Birleşmiş Milletler Deniz Hukuku Sözleşmesi etiketine sahip kayıtlar gösteriliyor. Tüm kayıtları göster
Birleşmiş Milletler Deniz Hukuku Sözleşmesi etiketine sahip kayıtlar gösteriliyor. Tüm kayıtları göster

25 Mart 2021 Perşembe

SEVİLLA HARİTASI NEDİR.. ?

SEVİLLA HARİTASI NEDİR.. ?




Doğu Akdeniz Ülkelerinin-Sevilla Haritasına Göre Bölge Ülkelerinin Feragat Edecekleri Deniz Alanları

Ankara-Atina Gerginliği nasıl başladı, Gelinen durum ne?

22/09/2020

Yunanistan'nın Ege Denizi ve Akdeniz'deki yetki alanları konusunda iddialarına temel oluşturan 'Sevilla Haritası', Doğu Akdeniz'de Atina ve Türkiye arasındaki kıta sahanlığına ilişkin tansiyonun yükselmesine neden oluyor.
2000'li yılların başında Sevilla Üniversitesi akademisyenleri tarafından Avrupa Birliği'nin (AB) talebi üzerine hazırlanan harita Doğu Akdeniz'deki Münhasır Ekonomik Bölge (MEB) anlaşmazlığının çözümünü amaçlıyordu ancak haritadaki kıta sahanlıklarını Türkiye kabul etmiyor. Ankara'ya göre bu harita MEB haklarını çiğniyor.
Bunun nedeni haritadaki Yunan kıta sahanlığının Türkiye'ye ne kadar yakın olursa olsun Yunan adaları temel alınarak hesaplanmış olması.
Örneğin Yunan ana karasına 580 km uzaklıkta kayalık parçası olarak nitelendirilebilecek yerler dahi Türkiye'ye birkaç km yakınlıkta olmasına rağmen Yunanistan'ın hakkı olarak görünüyor.
Haritanın iddiasına göre Meis Adası'ndan başlayan Yunan kıta sahanlığı, güneye doğru Akdeniz'in ortasına kadar iniyor ve Türkiye'ye Antalya Körfezi dışında Akdeniz'e bir çıkış noktası bırakmıyor.
   Türkiye'ye hak verenler var.,
Türkiye'nin rahatsızlığını haklı bulanlar mevcut.

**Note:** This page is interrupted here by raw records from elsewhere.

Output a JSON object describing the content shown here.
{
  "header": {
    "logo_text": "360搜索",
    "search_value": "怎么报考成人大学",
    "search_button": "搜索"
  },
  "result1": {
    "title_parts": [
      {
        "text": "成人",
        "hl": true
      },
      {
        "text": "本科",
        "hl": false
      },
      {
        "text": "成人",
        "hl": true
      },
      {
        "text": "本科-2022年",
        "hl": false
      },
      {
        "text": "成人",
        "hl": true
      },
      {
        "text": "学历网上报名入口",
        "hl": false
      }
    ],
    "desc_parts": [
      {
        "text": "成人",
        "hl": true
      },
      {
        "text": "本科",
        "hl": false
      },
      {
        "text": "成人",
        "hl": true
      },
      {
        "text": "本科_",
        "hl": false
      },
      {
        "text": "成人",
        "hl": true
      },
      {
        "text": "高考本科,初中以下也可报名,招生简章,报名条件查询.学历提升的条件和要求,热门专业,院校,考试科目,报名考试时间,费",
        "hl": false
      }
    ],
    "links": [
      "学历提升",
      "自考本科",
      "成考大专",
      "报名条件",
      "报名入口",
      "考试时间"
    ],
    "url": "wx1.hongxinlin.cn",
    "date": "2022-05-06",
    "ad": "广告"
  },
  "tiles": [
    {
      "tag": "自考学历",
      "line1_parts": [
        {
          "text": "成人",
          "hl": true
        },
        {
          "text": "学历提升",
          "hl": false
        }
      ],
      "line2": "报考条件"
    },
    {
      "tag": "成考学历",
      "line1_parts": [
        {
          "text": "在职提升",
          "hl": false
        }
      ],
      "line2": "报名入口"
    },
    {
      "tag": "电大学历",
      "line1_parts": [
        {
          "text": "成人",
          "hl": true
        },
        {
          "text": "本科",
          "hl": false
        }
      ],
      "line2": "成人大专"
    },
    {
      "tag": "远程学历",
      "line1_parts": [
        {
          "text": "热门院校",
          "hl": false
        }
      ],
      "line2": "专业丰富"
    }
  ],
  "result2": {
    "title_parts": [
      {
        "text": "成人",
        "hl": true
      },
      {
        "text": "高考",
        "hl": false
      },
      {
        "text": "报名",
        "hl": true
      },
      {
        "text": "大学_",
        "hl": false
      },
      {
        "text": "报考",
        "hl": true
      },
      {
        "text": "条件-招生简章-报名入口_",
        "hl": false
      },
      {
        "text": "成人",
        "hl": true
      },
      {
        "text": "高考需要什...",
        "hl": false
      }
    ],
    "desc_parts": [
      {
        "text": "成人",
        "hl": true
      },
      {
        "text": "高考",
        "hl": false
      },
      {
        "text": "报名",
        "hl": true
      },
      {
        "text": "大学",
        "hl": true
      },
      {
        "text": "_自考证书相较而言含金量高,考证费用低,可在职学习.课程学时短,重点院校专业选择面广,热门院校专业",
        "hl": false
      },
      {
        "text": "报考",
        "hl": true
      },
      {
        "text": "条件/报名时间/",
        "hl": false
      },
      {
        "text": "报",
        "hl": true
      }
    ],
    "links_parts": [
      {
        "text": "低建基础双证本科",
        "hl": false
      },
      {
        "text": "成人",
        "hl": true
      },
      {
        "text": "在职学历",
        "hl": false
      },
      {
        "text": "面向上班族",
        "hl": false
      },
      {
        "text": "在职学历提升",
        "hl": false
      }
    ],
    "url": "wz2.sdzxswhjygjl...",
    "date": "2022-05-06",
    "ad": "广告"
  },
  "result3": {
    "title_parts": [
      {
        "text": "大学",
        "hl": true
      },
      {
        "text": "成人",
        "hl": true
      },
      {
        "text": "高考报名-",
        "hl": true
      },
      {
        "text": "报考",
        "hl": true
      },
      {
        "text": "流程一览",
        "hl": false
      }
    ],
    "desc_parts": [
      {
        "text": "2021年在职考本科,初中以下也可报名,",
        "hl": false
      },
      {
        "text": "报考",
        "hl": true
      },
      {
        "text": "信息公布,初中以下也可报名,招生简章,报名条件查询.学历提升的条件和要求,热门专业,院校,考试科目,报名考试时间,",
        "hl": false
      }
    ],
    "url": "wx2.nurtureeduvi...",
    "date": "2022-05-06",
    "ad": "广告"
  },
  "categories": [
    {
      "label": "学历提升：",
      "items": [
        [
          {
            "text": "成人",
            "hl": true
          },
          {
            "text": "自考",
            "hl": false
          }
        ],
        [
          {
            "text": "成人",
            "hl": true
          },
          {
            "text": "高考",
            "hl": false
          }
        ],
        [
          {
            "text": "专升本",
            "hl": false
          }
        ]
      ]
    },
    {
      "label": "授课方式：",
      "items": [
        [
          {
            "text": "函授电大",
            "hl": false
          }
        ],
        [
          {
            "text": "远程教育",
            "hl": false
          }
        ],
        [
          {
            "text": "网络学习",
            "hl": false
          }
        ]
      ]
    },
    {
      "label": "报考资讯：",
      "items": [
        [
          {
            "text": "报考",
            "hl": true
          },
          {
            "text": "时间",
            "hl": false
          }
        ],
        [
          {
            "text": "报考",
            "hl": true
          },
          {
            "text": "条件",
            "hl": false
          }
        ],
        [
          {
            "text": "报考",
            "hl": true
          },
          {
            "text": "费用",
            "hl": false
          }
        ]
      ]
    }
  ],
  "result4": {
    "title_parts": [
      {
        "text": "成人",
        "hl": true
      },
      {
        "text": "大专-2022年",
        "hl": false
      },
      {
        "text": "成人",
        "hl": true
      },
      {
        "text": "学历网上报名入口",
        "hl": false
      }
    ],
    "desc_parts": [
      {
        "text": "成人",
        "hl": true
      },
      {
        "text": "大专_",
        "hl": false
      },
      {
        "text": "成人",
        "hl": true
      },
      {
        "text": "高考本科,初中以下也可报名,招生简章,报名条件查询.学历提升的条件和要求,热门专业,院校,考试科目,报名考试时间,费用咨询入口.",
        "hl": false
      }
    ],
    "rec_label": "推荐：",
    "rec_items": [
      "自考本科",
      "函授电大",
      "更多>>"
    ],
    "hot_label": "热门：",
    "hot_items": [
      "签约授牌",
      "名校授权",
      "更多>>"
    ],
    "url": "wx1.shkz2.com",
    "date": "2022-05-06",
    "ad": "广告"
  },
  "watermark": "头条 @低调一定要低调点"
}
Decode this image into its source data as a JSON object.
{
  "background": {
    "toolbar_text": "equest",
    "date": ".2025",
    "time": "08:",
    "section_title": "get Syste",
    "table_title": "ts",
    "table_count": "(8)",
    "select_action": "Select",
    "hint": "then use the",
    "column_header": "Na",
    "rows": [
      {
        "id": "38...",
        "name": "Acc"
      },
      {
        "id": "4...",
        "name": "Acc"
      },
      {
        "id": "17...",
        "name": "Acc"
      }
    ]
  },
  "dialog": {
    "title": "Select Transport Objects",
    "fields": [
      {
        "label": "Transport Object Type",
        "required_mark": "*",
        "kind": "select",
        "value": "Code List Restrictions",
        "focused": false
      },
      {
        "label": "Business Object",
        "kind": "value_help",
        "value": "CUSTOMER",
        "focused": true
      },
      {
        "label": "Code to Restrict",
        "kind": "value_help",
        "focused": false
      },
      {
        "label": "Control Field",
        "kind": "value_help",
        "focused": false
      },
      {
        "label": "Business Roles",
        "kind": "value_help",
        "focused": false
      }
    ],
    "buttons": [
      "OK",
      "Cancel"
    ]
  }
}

Örneğin İspanya Navarra Üniversitesi çalışanı Orta Doğu ve Kuzey Afrika Uzmanı Prof. Michael Tanchum, Foreign Policy dergisine yazdığı bir makalede Türkiye'nin haklı olduğunu kaydetti. Türkiye'nin daha geniş bir MEB'e sahip olması gerektiği aksi halde sürtüşmenin kaçınılmaz olacağı belirtiliyor.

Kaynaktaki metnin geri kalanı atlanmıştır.